48. Also see Ted Nelson on the
cathode-ray tube (Dream Machines 84-5).
49. Also see
Adrianne Wortzel on the openness and dynamism of links, which she
theorizes as the spaces that "allow chance, desire, and drive to drift
unbound" (362).
50. David Miall briefly argues that
Moulthrop's claims for the
difference of hypertext, notably the qualities of multiplicity and
breakdown, are not tenable as such and that the particularities Moultrop
ascribes to hypertextuality "replicate something we have always known
about the form of literary texts."
51. J. Yellowlees Douglas remarks
briefly hypertext's presentation of "discrete pieces of information and
ellipses" in "Wandering Through the Labyrinth: Encountering Interactive
Fiction," Computers and Composition 6.3 (Aug. 1989):
93-101, <http://www.cwrl.utexas.edu/~ccjrnl/Archives/v6/6_3_html/
6_3_6_Douglas.html>.
52. The allusion to Gödel's
theorem with respect to hypertextual incompleteness is just that, an
allusion, rather than an application.
53. There is a
conjunction between the two in that Vallias belongs to one branch of
artistic production that has moved toward movement as both concept and
integrative device, a "movement" to create what E. M. de Melo e Castro
terms "videopoetry," which has been flourishing in Brazilian and
Portuguese experimental poetry circles and shares the formal interests of
the various North American experimental poets who work with software
applications such as Flash to create poems experienced spatially,
temporally, visually, aurally, and linguistically. See, for example, Thom
Swiss, "Genius" <http://www.differenceofone.com/genius/genius.html>
Similarly, Ladislao Pablo Györi's brief manifesto on "Virtual
Poetry" calls for the production of poems "experienced by means of
partially or fully immersive interface devices" (Visible
Language 30.2 [1996]). The manifesto and examples of his work can
be found at <http://megahertz.njit.edu/~cfunk/gyori.html>.

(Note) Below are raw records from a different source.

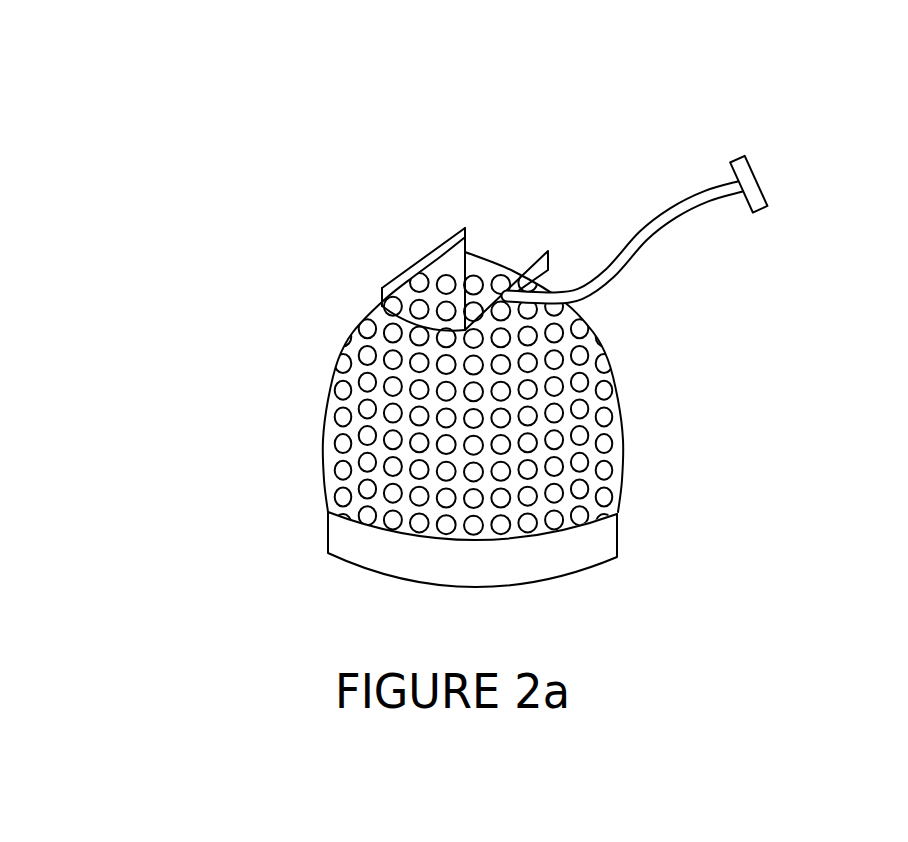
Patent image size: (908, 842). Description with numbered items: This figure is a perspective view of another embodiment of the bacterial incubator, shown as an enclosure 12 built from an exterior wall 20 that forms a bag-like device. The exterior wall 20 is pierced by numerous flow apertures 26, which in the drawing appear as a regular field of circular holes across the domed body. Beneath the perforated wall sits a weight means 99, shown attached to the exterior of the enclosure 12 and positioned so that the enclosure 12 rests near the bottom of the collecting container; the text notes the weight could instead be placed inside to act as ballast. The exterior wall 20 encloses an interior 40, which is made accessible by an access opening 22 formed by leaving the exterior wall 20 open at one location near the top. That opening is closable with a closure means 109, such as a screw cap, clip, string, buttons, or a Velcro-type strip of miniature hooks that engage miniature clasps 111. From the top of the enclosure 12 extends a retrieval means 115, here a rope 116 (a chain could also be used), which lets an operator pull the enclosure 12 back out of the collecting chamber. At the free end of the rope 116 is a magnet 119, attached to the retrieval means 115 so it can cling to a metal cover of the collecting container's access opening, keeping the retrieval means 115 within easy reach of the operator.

The enclosure 12 is at (598, 196).
The exterior wall 20 is at (541, 389).
The access opening 22 is at (383, 299).
The flow apertures 26 is at (612, 447).
The interior 40 is at (468, 283).
The weight means 99 is at (587, 550).
The closure means 109 is at (378, 231).
The miniature clasps 111 is at (440, 250).
The retrieval means 115 is at (664, 244).
The rope 116 is at (661, 230).
The magnet 119 is at (752, 173).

54. Now authoring-design software
applications such as Flash and QuickTime have taken design to the point
whereby the text objects may be watched as film and media installations,
e.g., the digital poems and works from Born Magazine
<http://www.bornmag.com/>
and the curated site Poems That Go
<http://www.poemsthatgo.com/>,
both of which rely almost exclusively on Flash.